I just finished reading The Brand Bubble by two senior Y&R Execs. John Gerzema and Ed LeBar.

The book is great. it brings together the threads from 'Competing for the Future' to BAV really well and shows a huge grasp of the impact of technology etc etc. It deserves the praise that it is getting from the Business Press -

The Brand Bubble #12 on Business Week’s Best Seller List #1 on CEORead’s Monthly Top 25 Best Selling Business Books #3 Best Business Book for 2008 By Amazon’s editors Best Book of 2008 in the marketing /advertising category, CEORead Advertising Age List Of Tens: Books You Should Have Read: “A wake-up call for marketers.” - Harvard Business Review “A huge reassessment of brand-owning companies may still lie ahead.” - FT “Could a collapse in brand valuations be the next bursting of a financial bubble?” - Los Angeles Times “Fasten your seatbelts for when the bubble bursts.” - Toronto Globe & Mail “What Corporate America is Reading” - Sacramento Bee

The Book outlines a really thorough approach and I have heard many people talk of doing this as an agency but I think agencies are all trapped by the need to make ads do logos etc in order to liquidate their costs of creative directors and writers etc etc. This means they very rarely get to the types of conversations that should arise from the book. The legacy system and IP of the agency hinders their ability to be TRUE brand people (i.e. consumer centric) because they sell a craft (TV Design Web build) and could thus be called craft centric.

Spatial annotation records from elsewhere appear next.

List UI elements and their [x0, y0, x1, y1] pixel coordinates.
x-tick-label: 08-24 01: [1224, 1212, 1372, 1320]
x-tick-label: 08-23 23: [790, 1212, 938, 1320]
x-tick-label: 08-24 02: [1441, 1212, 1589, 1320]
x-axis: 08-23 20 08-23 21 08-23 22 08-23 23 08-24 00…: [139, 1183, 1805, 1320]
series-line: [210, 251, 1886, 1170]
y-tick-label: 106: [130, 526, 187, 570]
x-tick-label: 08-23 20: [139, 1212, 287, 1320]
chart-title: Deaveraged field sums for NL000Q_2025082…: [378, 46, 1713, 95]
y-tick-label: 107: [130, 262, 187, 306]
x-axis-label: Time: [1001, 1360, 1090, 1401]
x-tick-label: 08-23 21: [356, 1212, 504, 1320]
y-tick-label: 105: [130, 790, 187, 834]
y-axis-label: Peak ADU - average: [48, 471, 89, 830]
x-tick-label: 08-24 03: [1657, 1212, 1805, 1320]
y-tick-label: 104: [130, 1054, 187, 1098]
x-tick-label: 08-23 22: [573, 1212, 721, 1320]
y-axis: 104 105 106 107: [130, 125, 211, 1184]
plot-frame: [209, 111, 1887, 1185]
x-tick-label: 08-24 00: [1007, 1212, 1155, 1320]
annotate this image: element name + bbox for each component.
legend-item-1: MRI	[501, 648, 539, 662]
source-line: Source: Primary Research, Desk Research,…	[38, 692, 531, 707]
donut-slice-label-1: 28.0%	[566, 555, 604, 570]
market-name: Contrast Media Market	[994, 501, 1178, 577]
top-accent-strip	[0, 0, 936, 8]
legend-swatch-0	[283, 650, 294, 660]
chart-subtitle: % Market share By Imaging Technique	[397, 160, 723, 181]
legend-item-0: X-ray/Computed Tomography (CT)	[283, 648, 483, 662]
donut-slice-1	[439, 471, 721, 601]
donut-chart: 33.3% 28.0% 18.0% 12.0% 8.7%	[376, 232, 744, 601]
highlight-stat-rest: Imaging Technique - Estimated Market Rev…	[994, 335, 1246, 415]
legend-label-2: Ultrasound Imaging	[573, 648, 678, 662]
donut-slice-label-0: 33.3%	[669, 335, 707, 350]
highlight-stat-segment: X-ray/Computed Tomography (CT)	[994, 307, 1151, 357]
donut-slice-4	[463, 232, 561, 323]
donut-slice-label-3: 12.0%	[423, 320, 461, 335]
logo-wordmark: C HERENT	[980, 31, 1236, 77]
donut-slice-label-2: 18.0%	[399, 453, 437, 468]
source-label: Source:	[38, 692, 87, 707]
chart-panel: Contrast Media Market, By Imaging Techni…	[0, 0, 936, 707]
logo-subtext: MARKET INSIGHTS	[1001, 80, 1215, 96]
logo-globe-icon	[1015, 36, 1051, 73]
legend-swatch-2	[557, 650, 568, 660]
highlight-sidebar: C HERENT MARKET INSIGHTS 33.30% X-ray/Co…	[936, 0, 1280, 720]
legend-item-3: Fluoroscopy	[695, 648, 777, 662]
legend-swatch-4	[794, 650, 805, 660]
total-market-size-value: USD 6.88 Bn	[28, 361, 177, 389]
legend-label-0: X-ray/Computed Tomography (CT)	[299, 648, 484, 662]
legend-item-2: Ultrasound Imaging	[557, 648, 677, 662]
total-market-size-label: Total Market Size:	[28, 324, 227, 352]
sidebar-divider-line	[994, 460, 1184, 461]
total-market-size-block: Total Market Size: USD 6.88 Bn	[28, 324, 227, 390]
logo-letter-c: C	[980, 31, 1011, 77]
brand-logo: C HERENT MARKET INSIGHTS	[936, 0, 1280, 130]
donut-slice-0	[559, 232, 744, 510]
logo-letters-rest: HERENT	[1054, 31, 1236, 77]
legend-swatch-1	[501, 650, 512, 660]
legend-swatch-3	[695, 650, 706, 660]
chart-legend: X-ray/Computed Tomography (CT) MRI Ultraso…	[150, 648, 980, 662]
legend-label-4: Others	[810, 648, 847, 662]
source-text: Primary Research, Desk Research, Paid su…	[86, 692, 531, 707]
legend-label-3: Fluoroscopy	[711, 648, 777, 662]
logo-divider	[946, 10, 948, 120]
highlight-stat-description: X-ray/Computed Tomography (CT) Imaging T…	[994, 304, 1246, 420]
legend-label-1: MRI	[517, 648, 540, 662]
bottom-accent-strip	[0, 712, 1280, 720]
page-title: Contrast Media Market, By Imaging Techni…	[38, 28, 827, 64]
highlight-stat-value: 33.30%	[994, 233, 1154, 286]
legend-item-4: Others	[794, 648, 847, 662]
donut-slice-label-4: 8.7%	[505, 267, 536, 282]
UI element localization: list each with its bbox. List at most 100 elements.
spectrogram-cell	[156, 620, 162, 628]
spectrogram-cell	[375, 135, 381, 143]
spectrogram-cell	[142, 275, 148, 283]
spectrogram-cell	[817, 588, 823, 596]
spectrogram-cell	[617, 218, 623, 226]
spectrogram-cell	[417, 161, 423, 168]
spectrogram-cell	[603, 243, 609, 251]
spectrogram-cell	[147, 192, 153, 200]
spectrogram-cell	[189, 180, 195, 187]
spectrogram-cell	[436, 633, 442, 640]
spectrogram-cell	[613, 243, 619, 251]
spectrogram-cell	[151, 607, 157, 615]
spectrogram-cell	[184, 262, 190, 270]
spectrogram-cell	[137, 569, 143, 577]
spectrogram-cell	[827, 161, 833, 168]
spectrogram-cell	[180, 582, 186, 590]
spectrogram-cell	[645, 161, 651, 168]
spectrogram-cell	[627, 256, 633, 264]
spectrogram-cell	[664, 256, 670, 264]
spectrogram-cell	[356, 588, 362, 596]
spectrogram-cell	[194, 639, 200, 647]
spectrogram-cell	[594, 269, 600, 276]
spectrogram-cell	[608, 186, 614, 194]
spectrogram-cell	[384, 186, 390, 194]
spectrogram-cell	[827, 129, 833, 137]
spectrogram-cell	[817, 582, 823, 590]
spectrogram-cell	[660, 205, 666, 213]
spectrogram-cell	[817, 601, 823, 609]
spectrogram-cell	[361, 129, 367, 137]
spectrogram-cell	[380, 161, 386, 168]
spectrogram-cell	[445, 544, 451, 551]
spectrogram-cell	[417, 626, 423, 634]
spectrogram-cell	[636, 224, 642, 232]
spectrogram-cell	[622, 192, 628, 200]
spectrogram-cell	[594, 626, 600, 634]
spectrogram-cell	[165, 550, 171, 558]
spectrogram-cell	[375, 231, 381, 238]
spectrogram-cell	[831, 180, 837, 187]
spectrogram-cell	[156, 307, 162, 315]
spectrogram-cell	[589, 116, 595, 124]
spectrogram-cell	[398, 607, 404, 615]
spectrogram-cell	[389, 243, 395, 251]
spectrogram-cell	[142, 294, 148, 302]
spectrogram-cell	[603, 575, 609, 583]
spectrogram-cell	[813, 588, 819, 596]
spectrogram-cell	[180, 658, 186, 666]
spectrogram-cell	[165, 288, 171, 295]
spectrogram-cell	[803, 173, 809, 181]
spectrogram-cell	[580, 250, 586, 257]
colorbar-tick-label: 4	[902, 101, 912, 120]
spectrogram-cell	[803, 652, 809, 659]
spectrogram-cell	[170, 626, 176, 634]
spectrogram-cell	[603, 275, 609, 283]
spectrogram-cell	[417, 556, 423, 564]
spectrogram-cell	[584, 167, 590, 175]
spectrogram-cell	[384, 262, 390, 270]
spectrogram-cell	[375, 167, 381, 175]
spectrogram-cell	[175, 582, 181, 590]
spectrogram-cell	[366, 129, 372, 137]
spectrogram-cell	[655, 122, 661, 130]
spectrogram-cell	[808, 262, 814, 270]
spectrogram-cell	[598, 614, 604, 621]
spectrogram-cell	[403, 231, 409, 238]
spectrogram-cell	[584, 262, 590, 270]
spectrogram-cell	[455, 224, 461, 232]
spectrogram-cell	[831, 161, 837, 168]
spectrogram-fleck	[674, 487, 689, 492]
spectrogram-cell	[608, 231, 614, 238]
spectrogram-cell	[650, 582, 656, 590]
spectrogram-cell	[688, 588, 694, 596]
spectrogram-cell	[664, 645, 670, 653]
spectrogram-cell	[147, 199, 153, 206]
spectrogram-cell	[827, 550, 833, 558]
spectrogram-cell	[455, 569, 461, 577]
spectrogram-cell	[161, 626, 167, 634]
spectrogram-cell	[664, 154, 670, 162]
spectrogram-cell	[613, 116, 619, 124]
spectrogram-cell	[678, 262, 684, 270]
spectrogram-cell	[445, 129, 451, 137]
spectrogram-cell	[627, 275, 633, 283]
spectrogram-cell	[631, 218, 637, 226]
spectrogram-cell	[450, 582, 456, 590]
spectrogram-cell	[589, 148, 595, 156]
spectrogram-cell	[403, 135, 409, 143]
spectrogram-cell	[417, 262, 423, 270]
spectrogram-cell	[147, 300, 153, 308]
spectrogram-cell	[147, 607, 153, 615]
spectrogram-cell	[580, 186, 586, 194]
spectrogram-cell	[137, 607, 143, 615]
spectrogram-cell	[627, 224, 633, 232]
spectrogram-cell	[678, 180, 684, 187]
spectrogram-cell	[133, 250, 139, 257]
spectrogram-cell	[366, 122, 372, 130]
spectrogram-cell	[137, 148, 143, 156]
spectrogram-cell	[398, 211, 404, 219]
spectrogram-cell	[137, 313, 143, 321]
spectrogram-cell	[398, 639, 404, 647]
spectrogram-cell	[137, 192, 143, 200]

If you were to have a business that delivered for clients the things you talked about, how would you do it? My view is that I would have planners who came from say psychology and anthroploogy backgrounds, and project managers who were ex-management consultants who could mix creativity and rigour. I would also have the 'Creative Director' employed by the company - like at Apple and LVMH - and report to the CEO. That would be a good gig!

I would outsource creative to agencies on a project basis and as a creative consultancy orchestrate all agencies on behalf of the client...with the Chief Brand Officer as my client. Anyone know a company where the Chief Brand Officer is a real Role and reports direct to the CEO? That could be fun?

Hmmm...to find a different way to look at clients' needs we need to have a different structure to support a different strategy.